Visualizing the cancer genome
Nico Stransky was getting frustrated. A computational biologist working in the Broad’s Cancer Program, Nico was trying to see patterns in the data from the recently sequenced genomes of 70 tumor samples from patients with head and neck cancer. In the study, scientists sequenced the exomes, or protein-coding, portions of the tumor genomes and analyzed the data to reveal mutations in a variety of forms that disrupt the “spelling” of genes in different ways. But the tables of mutation statistics that Nico was looking at could not tell him the full story. “Not only did I want to summarize these numbers, but I also wanted to go back to the data and see which patients had mutations in which genes,” Nico recalls. He needed a graphic that could depict individual patients’ mutations, rank these mutations by their significance, illustrate different kinds of mutations, and more. Since no such graphical representation existed, he decided to create one himself.
The result of Nico’s efforts is a new kind of figure, one that captures data on many types of mutations from the cancer genomes of dozens of patients and displays this information all in one place. (You can see a version of the figure in the recent Science paper on head and neck cancer here and read the related Broad press release here). Each column in the plot shows information for a single, anonymous patient’s tumor, and each row reveals a specific gene’s alterations in different patients. Nico calls the new plot a coMut map because it reveals the co-occurrence of mutations in samples (although some of his fellow researchers still affectionately refer to it as a “Nico-gram”).
You can see an example of the coMut map to the right (try clicking on the image to see the full size version). When I first saw this graphic, I was struck by how hauntingly beautiful it is. A wave of green and blue crests along the top of it, and colored rectangles seem to rain down the figure’s center. But as Nico and I looked more closely at the graphic, he showed me just how much information the image conveyed.
By displaying information in the plot’s main body and along all four axes, Nico generated a rich graphic that can reveal insightful patterns in the data.

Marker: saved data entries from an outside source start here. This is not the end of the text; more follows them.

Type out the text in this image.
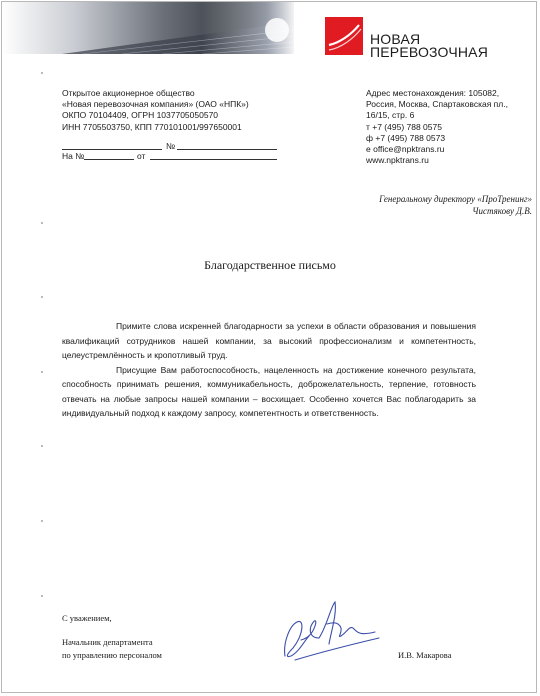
НОВАЯ
ПЕРЕВОЗОЧНАЯ
Открытое акционерное общество
«Новая перевозочная компания» (ОАО «НПК»)
ОКПО 70104409, ОГРН 1037705050570
ИНН 7705503750, КПП 770101001/997650001
Адрес местонахождения: 105082,
Россия, Москва, Спартаковская пл.,
16/15, стр. 6
т +7 (495) 788 0575
ф +7 (495) 788 0573
e office@npktrans.ru
www.npktrans.ru
№
На №	от
Генеральному директору «ПроТренинг»
Чистякову Д.В.
Благодарственное письмо

Примите слова искренней благодарности за успехи в области образования и повышения квалификаций сотрудников нашей компании, за высокий профессионализм и компетентность, целеустремлённость и кропотливый труд.

Присущие Вам работоспособность, нацеленность на достижение конечного результата, способность принимать решения, коммуникабельность, доброжелательность, терпение, готовность отвечать на любые запросы нашей компании – восхищает. Особенно хочется Вас поблагодарить за индивидуальный подход к каждому запросу, компетентность и ответственность.

С уважением,
Начальник департамента
по управлению персоналом	И.В. Макарова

Along the right axis of the map is a ranked list of the most commonly and significantly mutated genes in head and neck cancer, beginning with TP53, a crucial tumor suppressor gene that is turned off in many forms of cancer. Following TP53 in the top row across the map, you can see that it is mutated in a number of different ways, represented by differently colored rectangles, in 62 percent of the more than 70 cancer samples surveyed. It also has the greatest number of mutations (displayed along the left axis) – close to 50.
Along the graph’s top axis, Nico displays the density of mutations for each patient’s tumor. The patient at the far left of the graph has the highest percentage of mutations – more than 20 mutations for every one million base pairs. Following this single patient down the chart shows which particular genes in this patient’s cancer sample are mutated. The bottom panel of the chart groups these mutations into categories – red indicates a change from a “G” to a “T”; yellow indicates a change from a “C” to a “G” or an “A,” and so forth.
This bottom panel reflects the underlying trigger of many cases of head and neck cancer: tobacco. Tobacco use leaves a unique mutation signature in the tumor genome, rich in “G” to “T” mutations. If Nico and I were to look at this spectrum for another kind of cancer – say, skin cancer, which is inextricably linked to UV radiation from the sun – we would see a different signature (more “C” to “T” transitions).
“This helps bring out some hypotheses about what is causing the mutations in a particular kind of cancer,” Nico explains. “Obviously, for lung cancer and melanoma, the carcinogen is known – tobacco and the sun, respectively – but one can imagine in another cancer, we might see a big imbalance between the kinds of mutations that occur. That could be due to a carcinogen that was not previously suspected.”
Nico’s map is devised as a visualization tool, not an analytical one. There are other researchers at the Broad led by Gaddy Getz who devote their time to analyzing the raw data that comes off of the Broad’s sequencers (read more about this team and their tools in a BroadMinded blog entry here). Nico works closely with this team to put the final polish on these results. “The map heavily relies on all of these other, analytical tools,” says Nico. “But in a sense, it’s the most concrete thing that we can see at the end of this process. When you see a list of genes or a list of significance, it’s less concrete.”
For Nico, creating figures is a hobby – he enjoys thinking about the best ways to represent data, and often chats with Bang Wong, the Broad’s creative director, about the figures he is devising. Nico works (and plays) in a programming language called R, which can perform statistics but also make plots and figures. He likens programming to cooking with a recipe. “There are a few cooking secrets,” he says, “but you play around and see what can be improved – what you can add to the figure without making it too confusing.”